Voices of Defiance

Voices of Defiance, the Dover Quartet’s second Cedille Records album, presents quartets of passion, hope, and resilience whose beauty defies the horrors that surrounded their creation.

“The young American string quartet of the moment” (The New Yorker) delivers an original, deeply felt program of three European composers’ distinctive responses to the destruction and despair of World War II. Czech composer Viktor Ullmann’s powerful String Quartet No. 3, written in the Theresienstadt concentration camp in 1943, draws inspiration from Debussy’s Impressionism and Schoenberg’s serialism. The ensemble’s muscular approach to Dmitri Shostakovich’s epic String Quartet No. 2 from 1944 emphasizes its tragic qualities, befitting the album’s theme. A captivating discovery for most listeners, Szymon Laks’s lyrical String Quartet No 3, written in 1945 following his evacuation from Auschwitz and liberation from Dachau, revels in folk melodies from his native Poland in contrasting scenes of heartbreak and ecstasy.

  • “One of the most powerful new releases to cross my desk.”

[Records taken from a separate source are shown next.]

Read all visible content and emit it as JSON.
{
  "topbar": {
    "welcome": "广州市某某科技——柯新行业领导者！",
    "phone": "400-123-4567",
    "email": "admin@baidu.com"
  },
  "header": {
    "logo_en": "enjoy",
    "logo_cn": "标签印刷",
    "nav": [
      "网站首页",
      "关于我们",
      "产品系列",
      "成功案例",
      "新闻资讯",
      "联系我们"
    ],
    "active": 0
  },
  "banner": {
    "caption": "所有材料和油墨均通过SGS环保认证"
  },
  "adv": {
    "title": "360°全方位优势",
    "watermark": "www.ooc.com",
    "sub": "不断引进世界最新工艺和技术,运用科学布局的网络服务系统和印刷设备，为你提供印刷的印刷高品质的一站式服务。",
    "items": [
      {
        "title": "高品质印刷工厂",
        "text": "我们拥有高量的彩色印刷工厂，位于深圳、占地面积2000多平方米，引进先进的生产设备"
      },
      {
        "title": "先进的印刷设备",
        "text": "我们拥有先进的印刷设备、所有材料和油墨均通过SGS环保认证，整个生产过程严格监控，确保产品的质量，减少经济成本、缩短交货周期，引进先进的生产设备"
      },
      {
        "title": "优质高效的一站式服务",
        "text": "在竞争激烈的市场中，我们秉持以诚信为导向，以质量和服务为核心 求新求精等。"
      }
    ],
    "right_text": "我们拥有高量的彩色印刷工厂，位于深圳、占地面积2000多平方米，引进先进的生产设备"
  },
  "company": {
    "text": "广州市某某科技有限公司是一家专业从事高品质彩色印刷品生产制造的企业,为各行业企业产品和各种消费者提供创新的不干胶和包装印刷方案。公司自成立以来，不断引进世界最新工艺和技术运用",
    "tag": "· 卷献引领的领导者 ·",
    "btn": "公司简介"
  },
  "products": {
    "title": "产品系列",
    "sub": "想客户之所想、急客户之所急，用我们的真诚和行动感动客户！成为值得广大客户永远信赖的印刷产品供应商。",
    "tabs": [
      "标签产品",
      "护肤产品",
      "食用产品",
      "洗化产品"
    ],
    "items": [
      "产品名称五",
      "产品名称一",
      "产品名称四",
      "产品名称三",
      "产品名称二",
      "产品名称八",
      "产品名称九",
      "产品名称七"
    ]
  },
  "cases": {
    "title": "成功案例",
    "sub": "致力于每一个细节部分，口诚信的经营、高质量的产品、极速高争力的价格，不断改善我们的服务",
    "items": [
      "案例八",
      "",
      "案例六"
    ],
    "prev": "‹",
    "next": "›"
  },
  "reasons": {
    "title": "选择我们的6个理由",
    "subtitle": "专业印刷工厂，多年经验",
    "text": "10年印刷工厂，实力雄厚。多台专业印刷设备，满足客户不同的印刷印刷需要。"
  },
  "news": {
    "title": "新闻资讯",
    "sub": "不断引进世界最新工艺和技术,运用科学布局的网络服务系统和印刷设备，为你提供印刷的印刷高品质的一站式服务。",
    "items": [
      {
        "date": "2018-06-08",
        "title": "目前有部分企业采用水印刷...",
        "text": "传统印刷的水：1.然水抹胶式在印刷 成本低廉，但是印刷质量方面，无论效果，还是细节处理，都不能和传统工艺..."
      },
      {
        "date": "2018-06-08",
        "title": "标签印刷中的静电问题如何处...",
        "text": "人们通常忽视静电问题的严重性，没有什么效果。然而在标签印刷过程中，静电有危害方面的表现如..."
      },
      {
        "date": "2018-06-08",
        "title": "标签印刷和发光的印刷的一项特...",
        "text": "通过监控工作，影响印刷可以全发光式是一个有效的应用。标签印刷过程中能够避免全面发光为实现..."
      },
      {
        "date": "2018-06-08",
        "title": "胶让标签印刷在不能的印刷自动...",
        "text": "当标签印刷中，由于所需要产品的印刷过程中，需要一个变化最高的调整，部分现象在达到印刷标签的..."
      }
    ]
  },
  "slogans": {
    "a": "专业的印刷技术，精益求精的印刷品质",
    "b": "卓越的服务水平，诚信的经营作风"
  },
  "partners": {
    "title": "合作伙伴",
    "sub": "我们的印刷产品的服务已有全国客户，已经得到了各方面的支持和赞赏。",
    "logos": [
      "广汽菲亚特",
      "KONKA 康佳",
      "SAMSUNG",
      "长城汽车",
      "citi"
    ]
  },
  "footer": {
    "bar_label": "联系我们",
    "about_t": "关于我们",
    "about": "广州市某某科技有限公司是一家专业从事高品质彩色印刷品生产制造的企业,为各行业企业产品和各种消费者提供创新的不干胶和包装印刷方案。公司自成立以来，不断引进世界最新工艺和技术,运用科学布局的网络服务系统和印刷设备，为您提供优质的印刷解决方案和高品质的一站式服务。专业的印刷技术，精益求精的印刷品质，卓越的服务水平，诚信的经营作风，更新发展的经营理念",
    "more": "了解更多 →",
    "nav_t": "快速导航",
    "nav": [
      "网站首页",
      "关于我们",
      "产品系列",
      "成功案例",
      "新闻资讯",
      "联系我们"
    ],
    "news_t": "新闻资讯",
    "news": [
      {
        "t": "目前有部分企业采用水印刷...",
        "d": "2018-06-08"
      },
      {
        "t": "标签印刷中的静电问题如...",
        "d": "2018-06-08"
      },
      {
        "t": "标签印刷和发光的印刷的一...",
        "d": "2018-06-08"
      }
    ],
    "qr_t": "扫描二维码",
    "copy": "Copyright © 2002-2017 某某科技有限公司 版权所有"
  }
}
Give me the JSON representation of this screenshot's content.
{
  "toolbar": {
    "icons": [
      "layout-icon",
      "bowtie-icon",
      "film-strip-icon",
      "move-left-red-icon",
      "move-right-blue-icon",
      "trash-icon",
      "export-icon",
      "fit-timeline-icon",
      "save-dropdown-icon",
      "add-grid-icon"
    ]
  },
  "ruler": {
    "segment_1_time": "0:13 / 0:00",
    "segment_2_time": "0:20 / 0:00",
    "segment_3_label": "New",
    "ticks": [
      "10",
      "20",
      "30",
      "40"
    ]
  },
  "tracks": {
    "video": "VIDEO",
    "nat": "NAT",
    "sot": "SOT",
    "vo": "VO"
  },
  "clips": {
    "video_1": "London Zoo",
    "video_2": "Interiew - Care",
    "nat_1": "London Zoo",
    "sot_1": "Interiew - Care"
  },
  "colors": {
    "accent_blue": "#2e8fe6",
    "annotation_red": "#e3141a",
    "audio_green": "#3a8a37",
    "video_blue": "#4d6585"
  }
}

    DAVID ALLEN, THE NEW YORK TIMES

  • “An illuminating voyage back to three unforgettable pieces written during World War II . . . undoubtedly one of the most compelling discs released this year”

    BARBARA JEPSON, THE WALL STREET JOURNAL

  • “An intense slice of devastation . . . The group’s playing in all three works is plangent and rarefied.”

    CHARLES T. DOWNEY, THE CLASSICAL REVIEW

  • “Dover Quartet’s technical artistry is a given, but there’s also that chamber quartet “X-factor” that can’t be forced. Undoubtedly, their ensemble synergy is luminous in this recording. These are historic compositions, and this recording is among the most important releases of this or any other year.”

    LEWIS J. WHITTINGTON, CONCERTONET

  • “The Dover Quartet digs very deep in the music of Ullmann’s, Laks’s and Shostakovich’s quartets. The main work here, the Second Quartet by Shostakovich, is heard in a haunting performance, sending chills down the spine especially in the extremely dreary Romance. I can’t remember any other quartet playing this music like the ‘Dovers’ do.”